Zunächst werden 4 Fragen scheinbar zur persönlichen Hygiene der Patienten selbst, aber eigentlich ausschließlich zum Thema ihrer e i g e n e n Händedesinfektion (Infos, Anleitung, Durchführung, Frequenz) gestellt. Aber n i c h t zum Thema tägliches Duschen zu Hause, (Unter)Wäschewechsel, Fuß- und Zehennagelpflege, Wohnungs-, Ernährungs-, Umwelthygiene, Schuhwechsel bzw. nach beruflich/privater Keimexposition, z. B. (Abwasser)Entsorgung, Landwirtschaft, Tierzucht, Haustiere usw. gefragt.

Ab Frage 5 bis 10 geht’s beim „Personal“ zur Sache (wörtliche Zitate):
„5 Hat das Personal Ringe und/oder Uhren/Armbänder getragen?
6 Gab es Personal mit langen und/oder künstlichen Fingernägeln und/oder Nagellack?
7 Haben Sie gesehen, dass sich das Personal vor einer Tätigkeit an Ihnen die Hände desinfiziert hat (z.B. Handschlag, Verbandswechsel, Gabe von Spritzen)?
8 Haben Sie gesehen, dass sich das Personal nach einer Tätigkeit an Ihnen die Hände desinfiziert hat?
9 Haben Sie gesehen, dass Ärzte/Ärztinnen das Stethoskop vor der Benutzung desinfiziert haben?
10 Wurden Sie im Falle einer Isolierung, darüber aufgeklärt?“

Unterschlagen wird in diesem Fragebogen, dass in Stationsbereichen das Tragen von Uhren zur Pulsmessung und Dokumentation zeitlicher Ereignisabfolgen zwingend, bzw. hygienische Bedenken beim Tragen von glatten (Ehe)Ringen aus Gold, Silber oder Kupfer ohne jeden Beleg sind. In einem finnischen Klinik-Neubau sind sogar die Türgriffe extra aus Kupfer gefertigt.

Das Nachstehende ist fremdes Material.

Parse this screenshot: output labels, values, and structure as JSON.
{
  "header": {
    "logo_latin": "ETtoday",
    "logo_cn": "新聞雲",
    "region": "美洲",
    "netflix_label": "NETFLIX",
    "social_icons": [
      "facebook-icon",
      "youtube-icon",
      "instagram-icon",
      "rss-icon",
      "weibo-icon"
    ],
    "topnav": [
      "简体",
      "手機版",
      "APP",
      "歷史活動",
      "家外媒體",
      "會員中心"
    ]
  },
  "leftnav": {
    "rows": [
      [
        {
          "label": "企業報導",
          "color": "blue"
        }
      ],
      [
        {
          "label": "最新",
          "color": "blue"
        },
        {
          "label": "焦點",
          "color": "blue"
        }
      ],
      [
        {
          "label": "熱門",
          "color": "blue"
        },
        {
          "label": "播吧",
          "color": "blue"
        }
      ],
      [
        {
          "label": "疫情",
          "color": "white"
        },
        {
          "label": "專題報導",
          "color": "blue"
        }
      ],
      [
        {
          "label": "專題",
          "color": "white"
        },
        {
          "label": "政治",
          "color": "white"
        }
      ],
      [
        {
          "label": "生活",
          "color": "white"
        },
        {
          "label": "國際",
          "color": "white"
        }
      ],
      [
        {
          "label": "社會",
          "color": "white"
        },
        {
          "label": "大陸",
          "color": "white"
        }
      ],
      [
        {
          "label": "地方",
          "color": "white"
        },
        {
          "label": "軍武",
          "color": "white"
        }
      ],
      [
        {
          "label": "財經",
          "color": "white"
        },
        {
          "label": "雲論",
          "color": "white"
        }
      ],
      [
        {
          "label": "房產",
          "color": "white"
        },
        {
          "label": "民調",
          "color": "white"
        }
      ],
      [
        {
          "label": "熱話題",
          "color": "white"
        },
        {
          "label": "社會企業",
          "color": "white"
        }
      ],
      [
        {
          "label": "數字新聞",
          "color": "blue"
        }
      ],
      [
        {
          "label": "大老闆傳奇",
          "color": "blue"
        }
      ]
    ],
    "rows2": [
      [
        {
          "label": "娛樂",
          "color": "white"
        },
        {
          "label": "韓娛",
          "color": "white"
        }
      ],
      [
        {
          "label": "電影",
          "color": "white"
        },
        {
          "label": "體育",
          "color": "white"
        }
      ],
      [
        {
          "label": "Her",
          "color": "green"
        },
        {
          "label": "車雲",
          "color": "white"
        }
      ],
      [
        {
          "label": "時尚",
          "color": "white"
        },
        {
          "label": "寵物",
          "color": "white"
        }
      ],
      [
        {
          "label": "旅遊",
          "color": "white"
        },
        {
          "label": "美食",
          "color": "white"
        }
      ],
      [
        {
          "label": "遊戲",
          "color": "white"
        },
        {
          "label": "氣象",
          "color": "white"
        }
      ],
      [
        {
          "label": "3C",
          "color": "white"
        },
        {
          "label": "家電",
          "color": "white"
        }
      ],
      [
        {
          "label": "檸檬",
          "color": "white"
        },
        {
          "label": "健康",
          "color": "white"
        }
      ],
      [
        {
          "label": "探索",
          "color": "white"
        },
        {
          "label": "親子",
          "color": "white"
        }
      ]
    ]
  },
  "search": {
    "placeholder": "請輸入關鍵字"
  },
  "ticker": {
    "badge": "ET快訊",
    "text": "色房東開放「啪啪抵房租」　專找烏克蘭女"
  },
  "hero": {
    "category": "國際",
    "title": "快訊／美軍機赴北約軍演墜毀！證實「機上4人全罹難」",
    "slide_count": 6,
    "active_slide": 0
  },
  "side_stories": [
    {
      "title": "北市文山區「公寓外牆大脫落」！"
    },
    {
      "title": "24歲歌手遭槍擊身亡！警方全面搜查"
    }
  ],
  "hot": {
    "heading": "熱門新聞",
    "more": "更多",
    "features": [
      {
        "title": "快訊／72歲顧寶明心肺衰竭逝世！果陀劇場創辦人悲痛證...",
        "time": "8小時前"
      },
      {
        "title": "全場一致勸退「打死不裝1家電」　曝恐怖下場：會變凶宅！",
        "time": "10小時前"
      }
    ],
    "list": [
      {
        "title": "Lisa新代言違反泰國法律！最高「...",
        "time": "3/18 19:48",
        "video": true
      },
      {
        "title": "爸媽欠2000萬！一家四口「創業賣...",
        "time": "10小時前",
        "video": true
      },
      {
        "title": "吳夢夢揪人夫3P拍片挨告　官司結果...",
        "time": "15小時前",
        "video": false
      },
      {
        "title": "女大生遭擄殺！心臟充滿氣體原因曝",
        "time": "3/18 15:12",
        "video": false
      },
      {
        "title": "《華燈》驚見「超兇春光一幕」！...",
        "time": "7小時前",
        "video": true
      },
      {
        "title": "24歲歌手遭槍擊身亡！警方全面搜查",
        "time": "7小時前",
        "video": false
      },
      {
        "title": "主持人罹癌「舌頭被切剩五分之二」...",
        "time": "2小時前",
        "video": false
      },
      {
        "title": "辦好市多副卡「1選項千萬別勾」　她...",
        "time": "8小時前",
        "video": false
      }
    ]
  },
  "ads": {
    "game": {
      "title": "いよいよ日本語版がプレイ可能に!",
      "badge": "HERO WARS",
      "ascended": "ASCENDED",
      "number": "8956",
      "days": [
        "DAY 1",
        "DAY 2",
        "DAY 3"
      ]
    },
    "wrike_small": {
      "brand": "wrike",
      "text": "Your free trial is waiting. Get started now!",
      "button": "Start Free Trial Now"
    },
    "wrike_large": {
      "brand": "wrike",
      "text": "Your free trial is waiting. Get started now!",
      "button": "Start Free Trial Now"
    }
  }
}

Ebenso ist das Tragen von Fingernagel-"extensions" und -lack in vielen Klinik-Bereichen unbedenklich. Bei Personal u n d Patienten müssen diese auch nicht gewaltsam entfernt werden.

Zu Frage 7-9 ist das Krankenhauspersonal grundsätzlich n i c h t verpflichtet, dem Patienten alle professionellen Verrichtungen, die medizinisch notwendig sind, auch noch in aller Öffentlichkeit zu zeigen. Dann wären ja Eingriffe am Rücken des Patienten (z. B. Lumbalpunktion, PDK) i m m e r problematisch. Oder müsste das Personal von kontrollwütigen Patienten etwa auch noch auf die Personaltoiletten begleitet und dort "gesehen" werden?

Ganz ernsthaft: Haben hier vielleicht alle an diesem Fragebogen Beteiligten den Verstand verloren? Denn die zahllosen infektiologisch kritischen Krankenhaus-Besucher wurden beispielsweise gar nicht berücksichtigt.